With 14 kids in the average classroom, it's hard to imagine a student—or teacher—who didn't witness Kevin's behavior and the behavior of other jocks. One girl remembered that when the lights went on after a movie was shown in class, she saw Kevin smiling as his hand moved under his sweatpants. The student recalled the teacher saying, in a gently mocking tone, "There's Kevin with his hands down his pants."
Yet another student remembered sitting down in her morning detention class and seeing Kevin masturbating with his penis exposed. "He was just jacking off." she said. "There were 10, 11 kids in the class, and he was opening his fly and pulling his penis out. I didn't think anything of it, because he did it so often."
Kevin's behavior continued, generally unpunished. He attended classes and played on the football team. Ultimately, he was selected as co-captain.
It would be a mistake to interpret the jocks' treatment of women as solely sexual exhibitionism. They believed their status as athletes entitled them to dominate and humiliate women. By mistreating women—and getting away with it—they demonstrated their power. The older they got, the more domineering they became. Sometimes the girls were willing participants; often, they were not.
Young men and women in the class of '89 recalled times when a jock would pin a girl against a locker or a wall in the school hallway and grind his body against hers, simulating copulation. One young woman remembered how she hated passing the student lockers at the end of the school day. "Frequently, there'd be one of the jocks on the floor with a girl under him and they're writhing," she said. "Sometimes a teacher would come out of her room and see the squirming mass. She might say a cursory 'Stop. Don't do that.' But she would not say, 'Stop. I am going to escort you to the principal's office, where you'll get 8,000 days' CD [central detention].' "
Teachers (most of them women) said they saw certain jocks rough up some of the young female students. In rare instances the aggression toward young women in the class of '89 was noted in the school record. On Feb. 24, 1988, a school official wrote, Kevin Scherzer "slapped" a female student "across the mouth (after they were exchanging conversation) and then profusely apologized." The school official observed that "he [Kevin] appears to be 'out of control' emotionally."
At Glen Ridge High, athletics were effectively divorced from character. One assistant football coach praised the jocks for being "streetwise" and displaying "above-average toughness," "charisma" and "fearlessness" in a losing season. "It's very easy to quit a loser," he said, "and these kids didn't.
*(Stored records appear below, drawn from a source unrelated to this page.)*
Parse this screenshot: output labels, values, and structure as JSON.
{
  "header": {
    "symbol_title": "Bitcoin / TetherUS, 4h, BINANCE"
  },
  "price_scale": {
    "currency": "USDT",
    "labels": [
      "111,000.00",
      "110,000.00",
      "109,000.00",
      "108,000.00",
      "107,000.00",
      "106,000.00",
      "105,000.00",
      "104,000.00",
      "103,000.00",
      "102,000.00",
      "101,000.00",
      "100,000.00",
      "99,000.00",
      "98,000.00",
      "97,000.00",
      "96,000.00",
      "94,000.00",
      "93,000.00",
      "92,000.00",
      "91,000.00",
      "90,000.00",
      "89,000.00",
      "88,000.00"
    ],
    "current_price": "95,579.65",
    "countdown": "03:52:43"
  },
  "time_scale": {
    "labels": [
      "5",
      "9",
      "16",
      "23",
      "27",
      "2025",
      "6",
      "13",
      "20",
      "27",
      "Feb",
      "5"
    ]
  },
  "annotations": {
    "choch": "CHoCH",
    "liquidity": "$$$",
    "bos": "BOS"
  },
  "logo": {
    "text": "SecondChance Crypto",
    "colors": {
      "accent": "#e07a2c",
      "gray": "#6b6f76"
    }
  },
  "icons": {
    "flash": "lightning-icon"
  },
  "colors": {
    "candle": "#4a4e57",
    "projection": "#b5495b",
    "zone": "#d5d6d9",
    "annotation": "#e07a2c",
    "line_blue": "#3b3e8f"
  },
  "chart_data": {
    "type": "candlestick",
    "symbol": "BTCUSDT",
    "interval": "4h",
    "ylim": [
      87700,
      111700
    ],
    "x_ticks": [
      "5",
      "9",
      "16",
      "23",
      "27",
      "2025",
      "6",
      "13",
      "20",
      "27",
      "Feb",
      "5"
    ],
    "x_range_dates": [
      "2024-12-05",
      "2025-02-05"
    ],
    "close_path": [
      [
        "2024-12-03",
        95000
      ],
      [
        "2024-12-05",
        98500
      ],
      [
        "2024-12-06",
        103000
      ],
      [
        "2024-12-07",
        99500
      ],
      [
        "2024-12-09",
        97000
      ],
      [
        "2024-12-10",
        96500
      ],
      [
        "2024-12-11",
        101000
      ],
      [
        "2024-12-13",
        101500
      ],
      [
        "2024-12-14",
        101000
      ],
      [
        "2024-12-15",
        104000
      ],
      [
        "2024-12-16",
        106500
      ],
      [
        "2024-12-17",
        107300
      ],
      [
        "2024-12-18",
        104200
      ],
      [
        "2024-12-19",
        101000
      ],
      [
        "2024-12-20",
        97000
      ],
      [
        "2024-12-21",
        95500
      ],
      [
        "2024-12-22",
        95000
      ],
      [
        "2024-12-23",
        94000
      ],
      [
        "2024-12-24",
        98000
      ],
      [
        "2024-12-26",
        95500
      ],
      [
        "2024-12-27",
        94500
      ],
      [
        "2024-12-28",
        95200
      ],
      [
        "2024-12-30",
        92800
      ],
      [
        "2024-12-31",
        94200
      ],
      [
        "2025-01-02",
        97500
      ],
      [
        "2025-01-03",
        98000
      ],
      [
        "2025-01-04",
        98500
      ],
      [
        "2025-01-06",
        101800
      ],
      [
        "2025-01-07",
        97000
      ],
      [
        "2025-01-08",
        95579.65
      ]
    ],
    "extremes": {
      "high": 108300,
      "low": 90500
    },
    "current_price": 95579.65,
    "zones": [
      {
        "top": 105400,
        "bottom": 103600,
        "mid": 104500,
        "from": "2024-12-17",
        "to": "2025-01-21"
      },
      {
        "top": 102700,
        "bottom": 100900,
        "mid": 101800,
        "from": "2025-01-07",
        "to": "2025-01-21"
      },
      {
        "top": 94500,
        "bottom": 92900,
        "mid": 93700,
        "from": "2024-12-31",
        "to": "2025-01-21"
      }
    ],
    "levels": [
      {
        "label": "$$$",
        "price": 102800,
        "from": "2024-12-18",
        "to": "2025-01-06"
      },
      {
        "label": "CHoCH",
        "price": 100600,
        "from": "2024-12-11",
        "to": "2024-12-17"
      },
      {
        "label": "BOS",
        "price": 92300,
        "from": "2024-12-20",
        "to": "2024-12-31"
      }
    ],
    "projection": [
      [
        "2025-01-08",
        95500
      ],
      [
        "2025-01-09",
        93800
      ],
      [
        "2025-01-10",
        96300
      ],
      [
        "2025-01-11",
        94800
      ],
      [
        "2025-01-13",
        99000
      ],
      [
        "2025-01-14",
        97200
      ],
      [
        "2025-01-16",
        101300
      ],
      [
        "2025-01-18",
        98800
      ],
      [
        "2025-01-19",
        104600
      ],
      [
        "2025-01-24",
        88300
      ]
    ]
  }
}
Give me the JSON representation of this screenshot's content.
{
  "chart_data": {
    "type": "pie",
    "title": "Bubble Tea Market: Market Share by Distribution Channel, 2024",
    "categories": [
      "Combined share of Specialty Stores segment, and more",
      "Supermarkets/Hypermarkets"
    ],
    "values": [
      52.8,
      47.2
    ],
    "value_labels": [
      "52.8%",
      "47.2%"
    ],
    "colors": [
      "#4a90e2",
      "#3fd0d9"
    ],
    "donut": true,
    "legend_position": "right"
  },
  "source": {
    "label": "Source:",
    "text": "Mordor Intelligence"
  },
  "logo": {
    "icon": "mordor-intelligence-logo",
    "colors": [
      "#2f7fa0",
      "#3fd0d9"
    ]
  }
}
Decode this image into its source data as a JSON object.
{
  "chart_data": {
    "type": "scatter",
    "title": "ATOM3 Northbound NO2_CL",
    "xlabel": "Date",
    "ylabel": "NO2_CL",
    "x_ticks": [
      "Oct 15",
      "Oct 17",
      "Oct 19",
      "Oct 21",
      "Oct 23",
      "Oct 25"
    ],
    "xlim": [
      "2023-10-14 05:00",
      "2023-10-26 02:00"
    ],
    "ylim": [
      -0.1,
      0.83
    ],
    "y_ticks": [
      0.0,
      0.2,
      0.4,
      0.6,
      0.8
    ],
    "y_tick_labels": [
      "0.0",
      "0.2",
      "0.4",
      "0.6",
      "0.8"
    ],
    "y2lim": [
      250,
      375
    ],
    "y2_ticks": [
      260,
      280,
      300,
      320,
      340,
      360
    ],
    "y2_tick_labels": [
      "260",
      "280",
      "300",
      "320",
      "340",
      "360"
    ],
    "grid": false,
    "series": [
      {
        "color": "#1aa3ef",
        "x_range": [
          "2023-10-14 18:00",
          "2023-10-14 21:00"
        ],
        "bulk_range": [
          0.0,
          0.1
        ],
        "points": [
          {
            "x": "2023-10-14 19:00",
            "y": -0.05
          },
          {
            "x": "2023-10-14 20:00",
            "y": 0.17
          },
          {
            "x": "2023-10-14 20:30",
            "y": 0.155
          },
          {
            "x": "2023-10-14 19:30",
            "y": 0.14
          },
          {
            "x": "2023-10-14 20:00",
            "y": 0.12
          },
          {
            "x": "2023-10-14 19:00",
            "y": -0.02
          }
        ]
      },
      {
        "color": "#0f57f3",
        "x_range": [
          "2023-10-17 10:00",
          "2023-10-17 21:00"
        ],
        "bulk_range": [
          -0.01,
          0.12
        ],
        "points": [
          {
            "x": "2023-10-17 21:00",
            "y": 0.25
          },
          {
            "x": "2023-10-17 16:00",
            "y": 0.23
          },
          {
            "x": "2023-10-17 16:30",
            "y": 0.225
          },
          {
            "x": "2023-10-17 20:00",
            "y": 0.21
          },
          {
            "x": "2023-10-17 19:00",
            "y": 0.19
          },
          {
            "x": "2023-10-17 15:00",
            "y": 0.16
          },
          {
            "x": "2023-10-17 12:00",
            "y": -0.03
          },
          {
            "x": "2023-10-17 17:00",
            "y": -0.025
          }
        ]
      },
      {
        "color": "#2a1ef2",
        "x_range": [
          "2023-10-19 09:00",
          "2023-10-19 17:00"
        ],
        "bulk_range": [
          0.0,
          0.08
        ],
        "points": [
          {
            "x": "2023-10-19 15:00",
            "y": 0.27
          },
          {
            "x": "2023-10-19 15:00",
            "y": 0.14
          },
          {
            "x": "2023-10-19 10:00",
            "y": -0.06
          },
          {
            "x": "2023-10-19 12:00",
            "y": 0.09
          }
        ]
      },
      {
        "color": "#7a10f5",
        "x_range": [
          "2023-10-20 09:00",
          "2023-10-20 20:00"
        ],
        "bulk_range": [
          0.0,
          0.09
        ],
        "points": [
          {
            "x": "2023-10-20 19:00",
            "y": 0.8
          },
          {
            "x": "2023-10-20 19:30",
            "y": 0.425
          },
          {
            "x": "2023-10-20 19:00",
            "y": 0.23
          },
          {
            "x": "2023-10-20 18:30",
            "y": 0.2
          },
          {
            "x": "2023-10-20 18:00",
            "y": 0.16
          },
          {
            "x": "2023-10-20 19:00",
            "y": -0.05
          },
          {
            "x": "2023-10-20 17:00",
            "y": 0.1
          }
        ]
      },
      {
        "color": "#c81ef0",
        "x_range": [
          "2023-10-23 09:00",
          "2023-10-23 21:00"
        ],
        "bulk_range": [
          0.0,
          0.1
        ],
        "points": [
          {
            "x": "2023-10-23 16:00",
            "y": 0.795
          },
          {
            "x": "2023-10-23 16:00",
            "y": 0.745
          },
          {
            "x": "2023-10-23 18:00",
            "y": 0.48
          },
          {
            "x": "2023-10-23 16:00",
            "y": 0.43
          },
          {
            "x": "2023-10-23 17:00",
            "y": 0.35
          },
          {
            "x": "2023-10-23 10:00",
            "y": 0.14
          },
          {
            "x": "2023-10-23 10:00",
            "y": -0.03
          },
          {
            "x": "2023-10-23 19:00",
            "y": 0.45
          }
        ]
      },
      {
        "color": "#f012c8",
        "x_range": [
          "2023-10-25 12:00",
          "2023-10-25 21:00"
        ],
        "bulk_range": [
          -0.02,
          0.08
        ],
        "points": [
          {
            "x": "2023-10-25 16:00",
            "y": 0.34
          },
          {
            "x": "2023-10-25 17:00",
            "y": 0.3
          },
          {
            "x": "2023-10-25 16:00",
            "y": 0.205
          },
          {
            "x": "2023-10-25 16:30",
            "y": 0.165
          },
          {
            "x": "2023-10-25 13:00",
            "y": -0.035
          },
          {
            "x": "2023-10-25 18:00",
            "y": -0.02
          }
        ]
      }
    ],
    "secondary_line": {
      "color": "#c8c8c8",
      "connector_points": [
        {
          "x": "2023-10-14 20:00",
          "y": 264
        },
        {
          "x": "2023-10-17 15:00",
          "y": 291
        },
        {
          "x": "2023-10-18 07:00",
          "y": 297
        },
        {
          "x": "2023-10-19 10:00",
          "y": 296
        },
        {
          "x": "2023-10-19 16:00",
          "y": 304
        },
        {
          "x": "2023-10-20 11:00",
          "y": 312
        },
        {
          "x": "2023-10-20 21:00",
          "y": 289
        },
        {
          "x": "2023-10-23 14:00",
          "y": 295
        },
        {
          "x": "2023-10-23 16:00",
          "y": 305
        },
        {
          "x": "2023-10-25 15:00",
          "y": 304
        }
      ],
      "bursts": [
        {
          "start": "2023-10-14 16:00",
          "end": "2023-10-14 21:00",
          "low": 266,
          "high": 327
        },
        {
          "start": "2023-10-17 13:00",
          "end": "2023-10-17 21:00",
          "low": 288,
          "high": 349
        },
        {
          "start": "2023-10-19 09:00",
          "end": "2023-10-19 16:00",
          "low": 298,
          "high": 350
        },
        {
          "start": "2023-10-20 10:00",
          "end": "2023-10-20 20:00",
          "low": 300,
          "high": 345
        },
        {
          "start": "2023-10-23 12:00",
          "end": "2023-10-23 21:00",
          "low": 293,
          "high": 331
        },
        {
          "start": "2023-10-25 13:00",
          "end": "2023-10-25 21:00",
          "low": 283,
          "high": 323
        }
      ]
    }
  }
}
That shows a lot of character." When the coach was asked about reports of drinking, voyeurism and harassment of young women, he said, "Never heard a word about it.... All I know is that every kid who played did what he was supposed to—on the field."
By the time she reached high school, Leslie was further than ever from her goal of being accepted as a normal teen. But she still loved athletics, which allowed her to play side by side with the so-called normal kids. Although she was moved to a special education program at Columbia High in the nearby suburb of Maplewood, she officially remained a student in the Glen Ridge system and was allowed to participate on the school's teams, which she did. She was on the Glen Ridge jayvee basketball squad for most of her four years in high school. Leslie got into games only toward the end and only when the outcome was already decided. She might occasionally run to the wrong end of the court and draw laughter, but she remained enthusiastic.
For retarded youngsters like Leslie, experts say, sports is not about beating your opponent. Many, in fact, don't even understand how a game is scored and may not realize afterward which team has won. But many of them love sports for the camaraderie it offers. It was great to make an impossible shot and be cheered, but it was just as great when everybody on the team put hands on hands after a timeout and the captain shouted, "One, two, three—win." That was team spirit, and she was part of it, and everybody won because they were all "friends."
That couldn't have been more different from the outlook of the mainstream athletes in Glen Ridge; for them sports was a means of gaining supremacy. But Leslie didn't care about becoming a leader. She longed for inclusion, if for no other reason than that she was so often excluded.